Data files must be prepared in yaml format. Given that crossmap is meant for integration of many different types of data, it may seem ironic that the software only accepts one data format. However, this data format is actually quite accommodating and content from other file formats can be transferred into yaml.

Primary data¶

Yaml files are expected to be lists mapping item identifiers to associated data. As an example, assuming we have two data items with identifiers item:1 and item:2, a dataset file might look as follows:

item:1:
  data: content for item 1
item:2:
  data: content for item 2

The keywords data instructs crossmap to convert those strings into the primary data associated with the item identifiers. Thus, after loading these items into a crossmap instance, it will be possible to retrieve the items via queries such as ‘item’, ‘content’, or the numbers ‘1’ and ‘2’.

Metadata¶

Each item can be associated with metadata field. The content of this field is recorded in the crossmap database but is not used for any calculations. The field can serve to enhance readability, or for secondary analysis.

Examples:

item:3:
  data: A B C
  metadata:
    id: item:3
    source: item source
item:4:
  data: D E F
  metadata: description for item 4

There are no constraints on the form or the content of metadata. One of the examples above, for example, uses a dictionary to organize information into key/value pairs.

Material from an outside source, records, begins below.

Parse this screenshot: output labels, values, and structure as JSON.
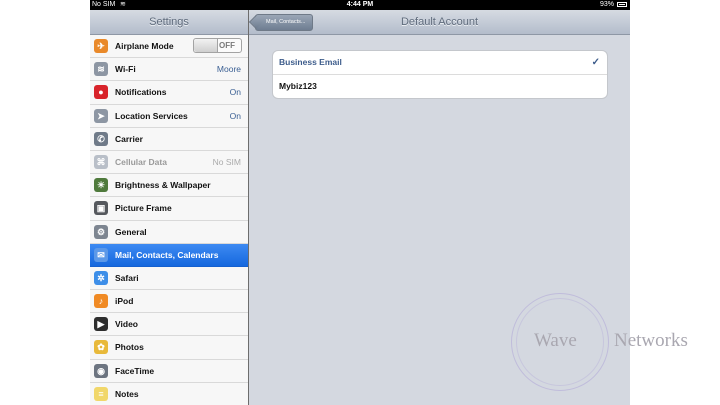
{
  "status_bar": {
    "carrier": "No SIM",
    "wifi_icon": "wifi-icon",
    "time": "4:44 PM",
    "battery": "93%"
  },
  "sidebar": {
    "title": "Settings",
    "items": [
      {
        "label": "Airplane Mode",
        "icon": "airplane-icon",
        "color": "#e9892a",
        "glyph": "✈",
        "toggle": "OFF"
      },
      {
        "label": "Wi-Fi",
        "icon": "wifi-icon",
        "color": "#8d96a3",
        "glyph": "≋",
        "value": "Moore"
      },
      {
        "label": "Notifications",
        "icon": "notifications-icon",
        "color": "#d8232a",
        "glyph": "●",
        "value": "On"
      },
      {
        "label": "Location Services",
        "icon": "location-icon",
        "color": "#8d96a3",
        "glyph": "➤",
        "value": "On"
      },
      {
        "label": "Carrier",
        "icon": "phone-icon",
        "color": "#6f7a88",
        "glyph": "✆"
      },
      {
        "label": "Cellular Data",
        "icon": "cellular-icon",
        "color": "#b9bfc8",
        "glyph": "⌘",
        "value": "No SIM",
        "disabled": true
      },
      {
        "label": "Brightness & Wallpaper",
        "icon": "brightness-icon",
        "color": "#4f7a3c",
        "glyph": "☀"
      },
      {
        "label": "Picture Frame",
        "icon": "picture-frame-icon",
        "color": "#55585d",
        "glyph": "▣"
      },
      {
        "label": "General",
        "icon": "gear-icon",
        "color": "#7d8590",
        "glyph": "⚙"
      },
      {
        "label": "Mail, Contacts, Calendars",
        "icon": "mail-icon",
        "color": "#5b98e8",
        "glyph": "✉",
        "selected": true
      },
      {
        "label": "Safari",
        "icon": "safari-icon",
        "color": "#3d8ee8",
        "glyph": "✲"
      },
      {
        "label": "iPod",
        "icon": "ipod-icon",
        "color": "#f08a24",
        "glyph": "♪"
      },
      {
        "label": "Video",
        "icon": "video-icon",
        "color": "#2d2d2d",
        "glyph": "▶"
      },
      {
        "label": "Photos",
        "icon": "photos-icon",
        "color": "#e8b93a",
        "glyph": "✿"
      },
      {
        "label": "FaceTime",
        "icon": "facetime-icon",
        "color": "#6c7480",
        "glyph": "◉"
      },
      {
        "label": "Notes",
        "icon": "notes-icon",
        "color": "#f1d76a",
        "glyph": "≡"
      }
    ]
  },
  "detail": {
    "title": "Default Account",
    "back_label": "Mail, Contacts...",
    "accounts": [
      {
        "label": "Business Email",
        "checked": true
      },
      {
        "label": "Mybiz123",
        "checked": false
      }
    ]
  },
  "watermark": {
    "left": "Wave",
    "right": "Networks"
  }
}
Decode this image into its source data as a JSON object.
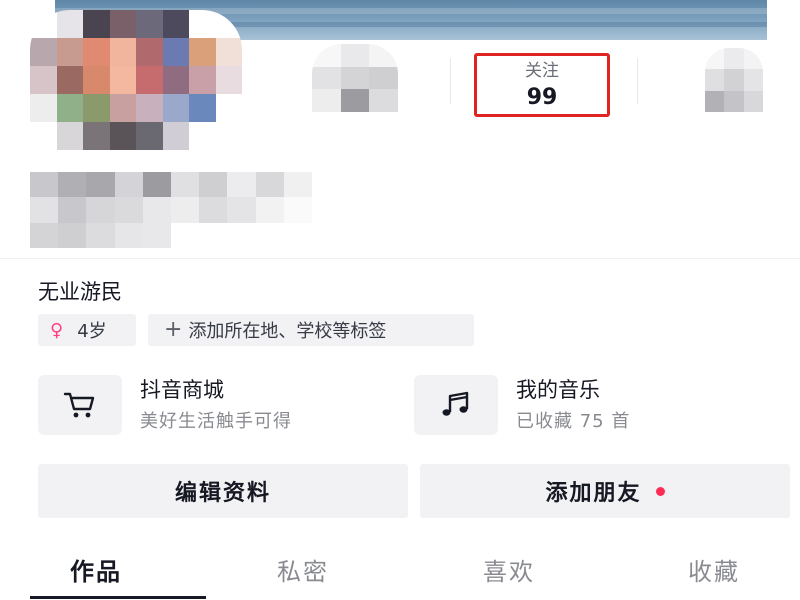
{
  "profile": {
    "follow_label": "关注",
    "follow_count": "99",
    "bio": "无业游民"
  },
  "tags": {
    "gender_symbol": "♀",
    "age": "4岁",
    "add_tag_plus": "+",
    "add_tag_label": "添加所在地、学校等标签"
  },
  "entries": {
    "shop_title": "抖音商城",
    "shop_subtitle": "美好生活触手可得",
    "music_title": "我的音乐",
    "music_subtitle": "已收藏 75 首"
  },
  "buttons": {
    "edit_profile": "编辑资料",
    "add_friends": "添加朋友"
  },
  "tabs": [
    "作品",
    "私密",
    "喜欢",
    "收藏"
  ],
  "colors": {
    "highlight_border": "#e02424",
    "notification_dot": "#fe2c55",
    "female_symbol": "#ff3f7f"
  },
  "icons": {
    "shop": "shopping-cart-icon",
    "music": "music-note-icon"
  }
}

Structured and nested data¶

The content of the data field can be structured as arbitrary objects. In particular, dictionaries of key/value pairs and arrays are valid.

Examples:

item:nested:
  data:
    key1: value1
    key2: value2
    key3:
      key4: value4
item:array:
  data: [value1, value2]

It is important that when data is a dictionary, its keys are not transferred into the object representations. Thus, searching the above data collection for the string ‘key1’ would not produce a hit. However, nested objects are stringified and their keys can become part of the object representations. Thus, searching for ‘key4’ would match item:nested.

Weighting of text-based data¶

Text under the data fields is split into k-mers, and each k-mer is weighted according to a strategy determined during the instance build process. However, there is some flexibility to increase or decrease the weight associated with certain features / k-mers. Weights can be increased through repetition. Negative weights can be assigned through a data_neg field.

Examples:

item:single:
  data: A B
item:increase:
  data: A B B B
item:negative:
  data_pos: A
  data_neg: B

In these examples, the numeric representation of item:repeated will be skewed in favor of feature B compared to the representation of item:single. The numeric representation of item:negative will include a negative value for feature B.

Numeric weighting¶

To achieve more control over the feature weighting, items can be specified through a field value instead of data.

Examples:

item:equal:
  value:
    A: 1.0
    B: 1.0
item:skewed:
  value:
    A: 1.0
    B: 2.5
item:biased:
  data: A B
  value:
    X: 2.0

Specifying values for each feature gives full control over the relative weighting between features.

Note that whereas text under data is parsed automatically into k-mers and then used to to construct a numeric representation, features under value are used as-is.

Note that the data and value fields can be specified together. crossmap will then use both fields to construct a joint numeric representation of the items. This representation will arise from a deterministic procedure, but the relative weighting of the various features will not be obvious from the data file alone.